Back to Basics - Condominium and other Titles
Last month I discussed the main types of land title existing
in Phuket. I will continue with a coverage of lower grade land claims
before moving on to Condominium title and building ownership.
Below the Chanott and N.S.3.. title there are a host of other forms of land claim document such as the Sor. Kor. Nung (S.K.1)., the Tor. Bor. Tor. Hoc. (T.B.T.6) and the Tor. Bor. Tor. Ha.(T.B.T.5.). These rights are essentially a form of squatter or settlers claim which has been filed with the district office and upon which a small fee has been paid. Unlike the Chanott and N.S.3.. it is neither possible to register a sale or lease over these land rights, nor will a bank accept them for collateral and most importantly you cannot apply for (or obtain approval to) build on such land.
In certain circumstances based on the length of the claim and the use to which the land has been put, it is possible to upgrade these land claims (to N.S.3. or Chanott title).

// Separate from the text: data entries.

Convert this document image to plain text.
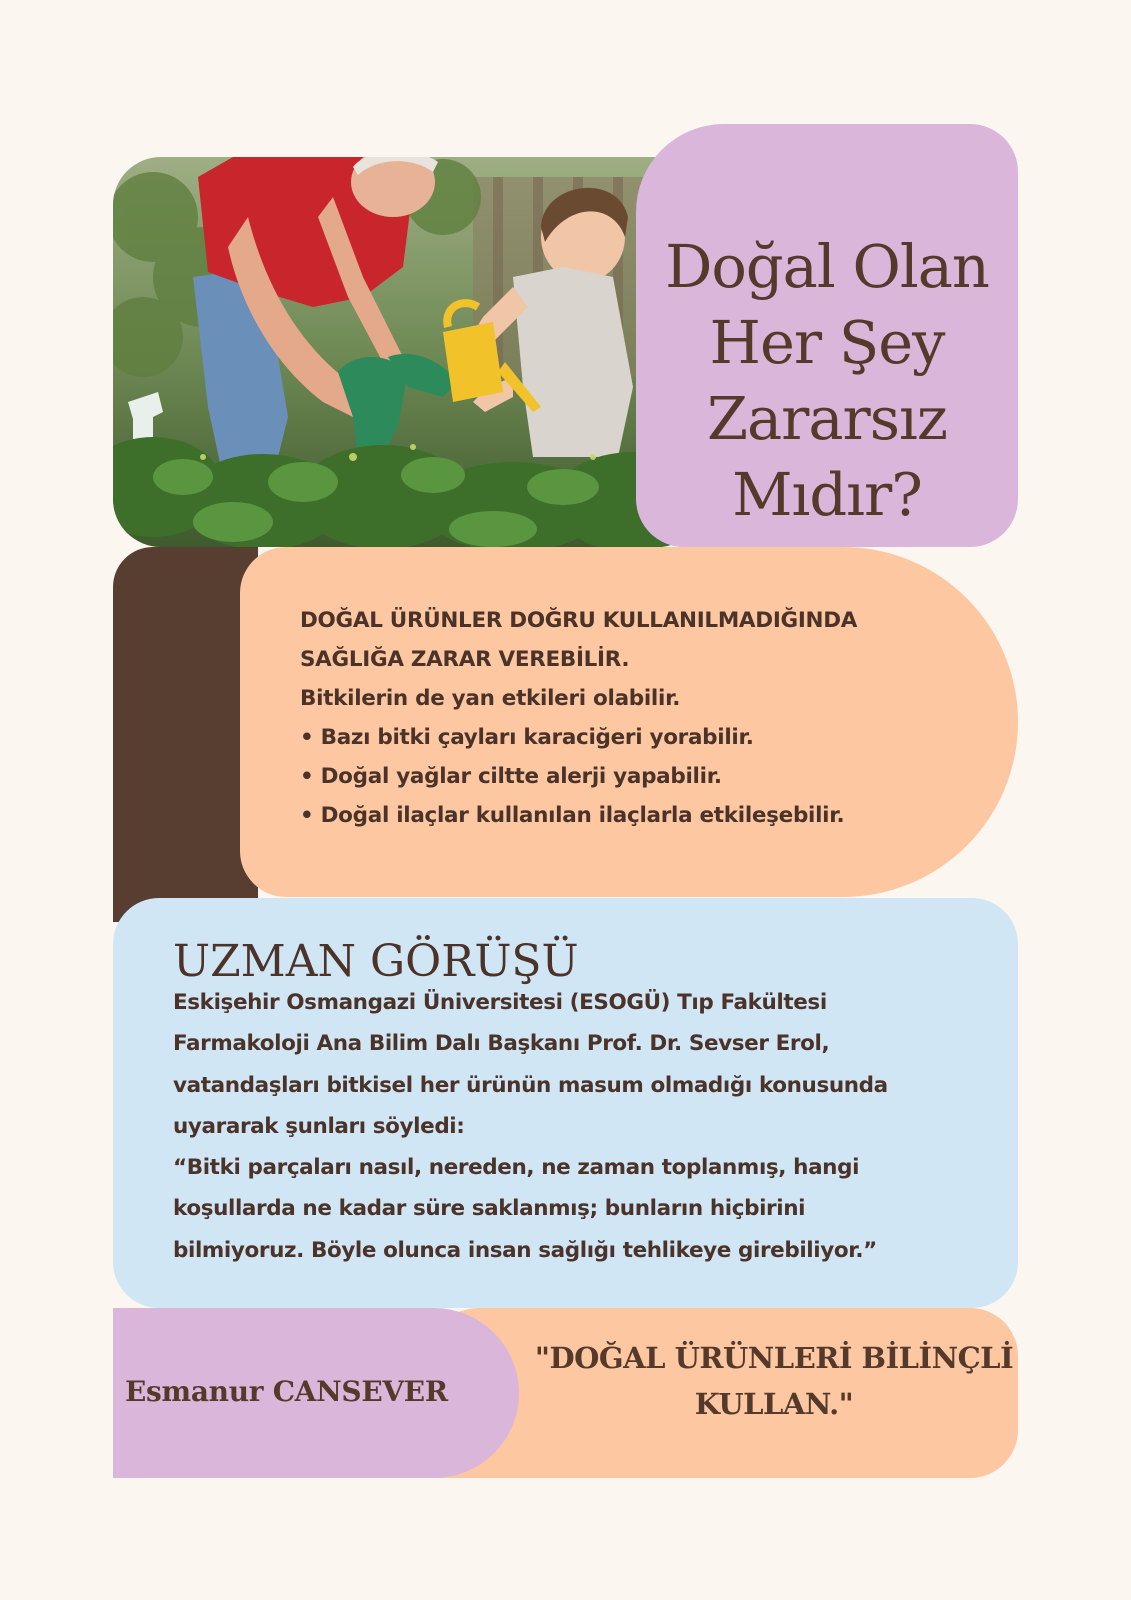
Doğal Olan
Her Şey
Zararsız
Mıdır?
DOĞAL ÜRÜNLER DOĞRU KULLANILMADIĞINDA
SAĞLIĞA ZARAR VEREBİLİR.
Bitkilerin de yan etkileri olabilir.
• Bazı bitki çayları karaciğeri yorabilir.
• Doğal yağlar ciltte alerji yapabilir.
• Doğal ilaçlar kullanılan ilaçlarla etkileşebilir.
UZMAN GÖRÜŞÜ
Eskişehir Osmangazi Üniversitesi (ESOGÜ) Tıp Fakültesi
Farmakoloji Ana Bilim Dalı Başkanı Prof. Dr. Sevser Erol,
vatandaşları bitkisel her ürünün masum olmadığı konusunda
uyararak şunları söyledi:
“Bitki parçaları nasıl, nereden, ne zaman toplanmış, hangi
koşullarda ne kadar süre saklanmış; bunların hiçbirini
bilmiyoruz. Böyle olunca insan sağlığı tehlikeye girebiliyor.”
"DOĞAL ÜRÜNLERİ BİLİNÇLİ
KULLAN."
Esmanur CANSEVER
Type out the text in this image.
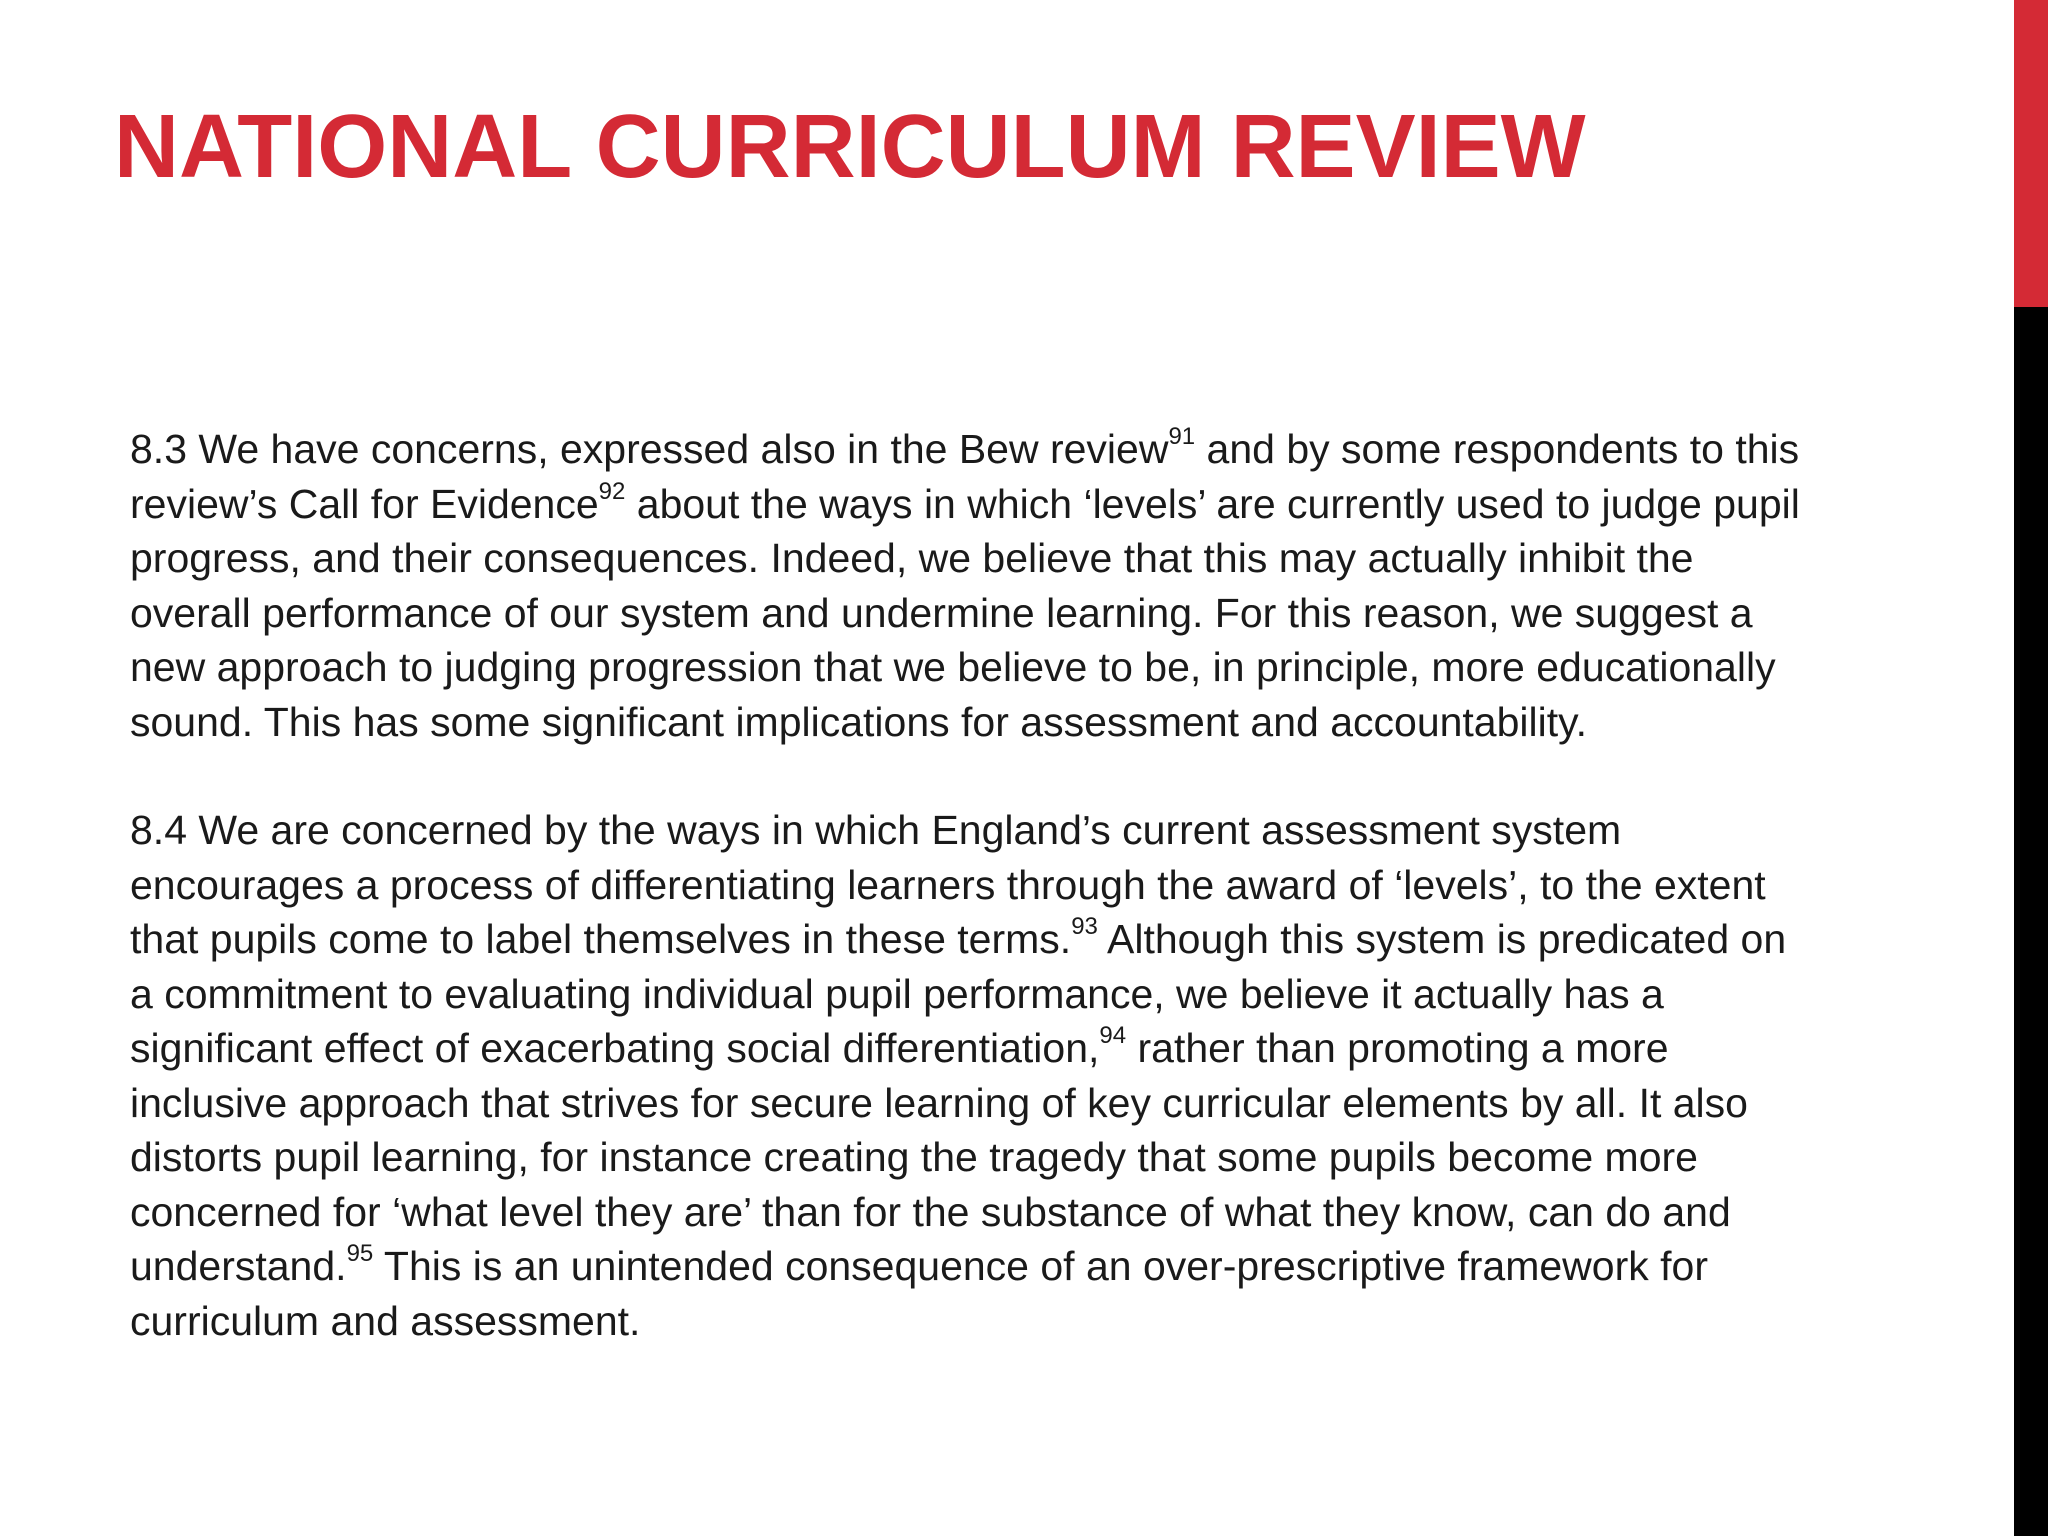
NATIONAL CURRICULUM REVIEW

8.3 We have concerns, expressed also in the Bew review$^{91}$ and by some respondents to this
review’s Call for Evidence$^{92}$ about the ways in which ‘levels’ are currently used to judge pupil
progress, and their consequences. Indeed, we believe that this may actually inhibit the
overall performance of our system and undermine learning. For this reason, we suggest a
new approach to judging progression that we believe to be, in principle, more educationally
sound. This has some significant implications for assessment and accountability.

8.4 We are concerned by the ways in which England’s current assessment system
encourages a process of differentiating learners through the award of ‘levels’, to the extent
that pupils come to label themselves in these terms.$^{93}$ Although this system is predicated on
a commitment to evaluating individual pupil performance, we believe it actually has a
significant effect of exacerbating social differentiation,$^{94}$ rather than promoting a more
inclusive approach that strives for secure learning of key curricular elements by all. It also
distorts pupil learning, for instance creating the tragedy that some pupils become more
concerned for ‘what level they are’ than for the substance of what they know, can do and
understand.$^{95}$ This is an unintended consequence of an over-prescriptive framework for
curriculum and assessment.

The steps involved in such an application and the number of government department required to approve such an application (where such approval is often discretionary) is however quite daunting and most definitely not recommended to anyone without the best of connections at the district, provincial and (in many cases) national level.
The relatively recently issued Sor. Bor Kor. titles about which there was such a political scandal (1996 in Phuket) are a very different to the above claims. These are true title deeds, accurately surveyed and pegged (like a Chanott). They may be mortgaged, planning permission for development may be sought and granted. The one significant thing that may not happen with a Sor. Bor Kor, is that it may not be leased, sold or transferred (except under last will and testament). Many of those who claimed and received these titles (and in a few notable cases - had them rescinded), expect that this limitation will change in time or that the titles can be quickly upgraded to a full Chanott . This is not my interpretation of the intention of the new titles and I can't see that happening any time soon.
A condominium title (first established under the condominium act of 1979) is a title to a part of a building or buildings with multiple owners, and a fractional interest in the land (always a Chanott) and other common assets (such as a swimming pool) and common parts of the building (such as the stair well or lobby).
The title will state the floor area of the private apartment, the ground area of the common land and the percentage interest which that apartment has in the common property. This percentage also represents the value of the voting interest in the condominium company or owners association.
Subsequent to an amendment to the condominium act in 1999, aliens (that's non Thai's !!) may also own subject to certain important qualifications, 49% of all condominiums (it was 40%) and up to 100% in a few qualifying buildings, of the units in a registered condominium
The qualification most likely to enable an alien to purchase a freehold condominium is providing evidence that the funds used for the purchase of the unit have come from abroad. Before making any large transfer relating to a condo purchase be sure to check with the vendor, your lawyer or a local bank the correct procedure for remitting funds so that you receive the appropriate currency exchange forms or you may not qualify for foreign freehold.
Buildings other than condominiums do not have any form of title document, but their sale or long lease can be registered at the Ampher (district) land office. Proof of ownership, must be established either from proof of construction or document showing previous sale-purchase (do not confuse this with the House License document, which is only a register of the houses occupants). Transfer of a building as distinct from it's land requires the posting of 30 days public notice (to see if anyone wishes to contest the ownership). Foreign nationals (aliens) may own a building (as distinct from it's land) and may register such transfer of ownership into their names at the local district office.
I think that about covers titles. Any Questions?